En présence d'un contrat de travail apparent, c'est à celui qui invoque son caractère fictif d'en rapporter la preuve.

En l'espèce, il est justifié que M. [V] bénéficiait de fiche de paie et qu'il exerçait une prestation de travail au profit de la Sarl [Localité 7] en contrepartie d'une rémunération qu'il a perçue régulièrement jusqu'à la fin de l'année 2015, puis irrégulièrement jusqu'au mois de juin 2018.

Cependant, pour qu'un contrat soit qualifié de contrat de travail, un lien de subordination doit lier le salarié à l'employeur.

Le lien de subordination est caractérisé par l'exécution d'un travail sous l'autorité d'un employeur qui a le pouvoir de donner des ordres et des directives, d'en contrôler l'exécution et de sanctionner les manquements de son subordonné.

Les AGS contestent le statut de salarié de M. [V] au motif qu'il exerçait des fonctions de co-gérant de fait, qu'il a accepté de ne plus percevoir de salaire en raison des difficultés de trésorerie de l'entreprise et qu'il n'existait pas de lien de subordination le liant à l'employeur.

M. [V] fait valoir que la qualité d'associé non gérant n'est pas exclusive de celle de salarié et qu'il n'a pas renoncé à sa rémunération, mais n'a accepté que d'en différer sa perception pour permettre le redressement de la société. Il précise que seul M. [O] exerçait les fonctions de gérant et que lui même travaillait sous l'autorité de ce dernier.
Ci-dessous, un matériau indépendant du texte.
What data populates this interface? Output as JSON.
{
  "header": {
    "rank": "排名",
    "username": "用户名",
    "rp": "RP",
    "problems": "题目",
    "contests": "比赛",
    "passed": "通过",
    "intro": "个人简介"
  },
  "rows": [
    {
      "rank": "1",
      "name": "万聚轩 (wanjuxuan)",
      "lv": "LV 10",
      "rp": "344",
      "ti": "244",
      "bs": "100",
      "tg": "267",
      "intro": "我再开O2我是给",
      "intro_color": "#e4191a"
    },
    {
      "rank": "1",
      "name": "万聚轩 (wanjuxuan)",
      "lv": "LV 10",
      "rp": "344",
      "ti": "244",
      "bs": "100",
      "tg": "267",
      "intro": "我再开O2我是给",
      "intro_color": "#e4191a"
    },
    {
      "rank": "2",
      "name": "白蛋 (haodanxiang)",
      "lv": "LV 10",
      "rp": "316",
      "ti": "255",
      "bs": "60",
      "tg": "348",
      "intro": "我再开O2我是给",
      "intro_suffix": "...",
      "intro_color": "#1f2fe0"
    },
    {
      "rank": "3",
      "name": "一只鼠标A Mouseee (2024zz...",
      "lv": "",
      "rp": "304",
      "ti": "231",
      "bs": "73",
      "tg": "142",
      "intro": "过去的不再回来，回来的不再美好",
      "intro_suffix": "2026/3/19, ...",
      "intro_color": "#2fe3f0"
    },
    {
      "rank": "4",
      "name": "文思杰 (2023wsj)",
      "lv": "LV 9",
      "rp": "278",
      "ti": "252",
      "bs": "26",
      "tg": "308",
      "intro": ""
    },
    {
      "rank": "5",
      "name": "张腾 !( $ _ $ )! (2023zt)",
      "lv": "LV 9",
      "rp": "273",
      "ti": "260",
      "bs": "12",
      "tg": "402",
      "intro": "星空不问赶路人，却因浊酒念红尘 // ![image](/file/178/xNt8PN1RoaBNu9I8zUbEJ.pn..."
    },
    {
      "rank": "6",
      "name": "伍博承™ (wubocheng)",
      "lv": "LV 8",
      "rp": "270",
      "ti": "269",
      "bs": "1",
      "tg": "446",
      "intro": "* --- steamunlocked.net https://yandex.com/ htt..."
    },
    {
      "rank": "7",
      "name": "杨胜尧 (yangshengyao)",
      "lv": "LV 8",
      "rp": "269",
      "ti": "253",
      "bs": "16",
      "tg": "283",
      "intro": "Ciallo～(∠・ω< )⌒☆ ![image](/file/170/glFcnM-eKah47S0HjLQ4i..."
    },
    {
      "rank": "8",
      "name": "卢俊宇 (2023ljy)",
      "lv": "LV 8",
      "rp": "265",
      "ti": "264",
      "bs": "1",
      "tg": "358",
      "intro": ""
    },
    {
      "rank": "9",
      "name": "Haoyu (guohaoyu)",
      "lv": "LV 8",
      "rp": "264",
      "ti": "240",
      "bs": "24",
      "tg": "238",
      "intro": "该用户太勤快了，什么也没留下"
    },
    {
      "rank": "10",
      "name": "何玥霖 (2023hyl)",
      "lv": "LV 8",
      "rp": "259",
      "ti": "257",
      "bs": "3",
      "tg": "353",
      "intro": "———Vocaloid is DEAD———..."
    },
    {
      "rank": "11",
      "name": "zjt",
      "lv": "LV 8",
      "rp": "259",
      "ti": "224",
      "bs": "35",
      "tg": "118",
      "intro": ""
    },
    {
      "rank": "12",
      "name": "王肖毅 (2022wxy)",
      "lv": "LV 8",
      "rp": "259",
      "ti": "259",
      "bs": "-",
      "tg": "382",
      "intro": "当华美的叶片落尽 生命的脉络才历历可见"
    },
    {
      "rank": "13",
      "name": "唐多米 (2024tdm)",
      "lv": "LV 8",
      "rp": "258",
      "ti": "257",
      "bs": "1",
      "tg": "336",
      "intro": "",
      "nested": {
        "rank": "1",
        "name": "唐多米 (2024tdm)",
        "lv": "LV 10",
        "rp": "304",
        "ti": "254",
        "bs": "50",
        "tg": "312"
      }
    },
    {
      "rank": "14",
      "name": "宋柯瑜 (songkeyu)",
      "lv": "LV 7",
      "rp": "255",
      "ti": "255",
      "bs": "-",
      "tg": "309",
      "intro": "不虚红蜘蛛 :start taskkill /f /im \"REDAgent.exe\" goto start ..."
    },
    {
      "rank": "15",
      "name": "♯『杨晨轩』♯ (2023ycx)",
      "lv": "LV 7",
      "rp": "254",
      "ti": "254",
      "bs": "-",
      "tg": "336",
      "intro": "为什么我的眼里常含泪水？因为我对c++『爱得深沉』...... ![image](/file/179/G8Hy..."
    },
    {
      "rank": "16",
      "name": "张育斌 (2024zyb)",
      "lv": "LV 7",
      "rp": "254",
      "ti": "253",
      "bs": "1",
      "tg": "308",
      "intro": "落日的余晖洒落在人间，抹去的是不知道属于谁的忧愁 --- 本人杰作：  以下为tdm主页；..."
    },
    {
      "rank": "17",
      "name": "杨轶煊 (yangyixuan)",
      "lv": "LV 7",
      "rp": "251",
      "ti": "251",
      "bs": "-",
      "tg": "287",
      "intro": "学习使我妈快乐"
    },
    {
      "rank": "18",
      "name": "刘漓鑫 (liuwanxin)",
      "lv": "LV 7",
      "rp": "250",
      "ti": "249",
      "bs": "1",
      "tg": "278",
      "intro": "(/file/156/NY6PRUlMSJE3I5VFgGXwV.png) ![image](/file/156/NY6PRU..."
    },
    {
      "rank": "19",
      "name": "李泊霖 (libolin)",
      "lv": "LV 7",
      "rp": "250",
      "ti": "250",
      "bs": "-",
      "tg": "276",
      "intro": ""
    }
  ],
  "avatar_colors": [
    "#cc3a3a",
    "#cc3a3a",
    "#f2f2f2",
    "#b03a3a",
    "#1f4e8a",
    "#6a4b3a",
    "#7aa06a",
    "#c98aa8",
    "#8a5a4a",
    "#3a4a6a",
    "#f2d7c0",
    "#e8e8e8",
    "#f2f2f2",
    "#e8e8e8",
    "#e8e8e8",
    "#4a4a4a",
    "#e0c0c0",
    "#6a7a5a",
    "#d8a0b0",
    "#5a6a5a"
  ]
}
Il ressort des éléments versés à la procédure que M. [V] n'avait pas le pouvoir d'engager financièrement la société, de signer les bons de commande, ou de négocier directement avec les prestataires de service ou fournisseurs. En sa qualité de régisseur, il lui appartenait de centraliser les besoins du domaine et d'adresser ses demandes ou suggestions à M. [O], seul habilité à accomplir les démarches administratives et financières pour le compte de l'entreprise.

Il ressort des mails et courriers produits qu'en sa qualité de régisseur, M. [V] bénéficiait d'une certaine autonomie dans l'exercice de son activité, mais il rendait compte à M. [O] de l'évolution des travaux saisonniers, sollicitait l'embauche de personnel, sans possibilité d'engager lui même des salariés. Lorsque l'entreprise a commencé à connaître des difficultés, il a déploré auprès de l'employeur que les salaires ne soient pas régulièrement versés, lui faisant part de son inquiétude.

Par ailleurs, M. [D] [H], ancien employé du Domaine Sainte Eugénie, témoigne en ces termes : 'j'ai travaillé au Domaine de Sainte Eugénie depuis 2001. M. [T] [V] était mon régisseur/chef de culture. M. [Y] [O], le gérant du [Localité 7] venait régulièrement 3 à 4 fois par mois pour donner les directives, s'occuper des achats et d'éventuelles embauches de saisonniers. Il venait de Bourgogne pour assister à toutes les mises en bouteille...'.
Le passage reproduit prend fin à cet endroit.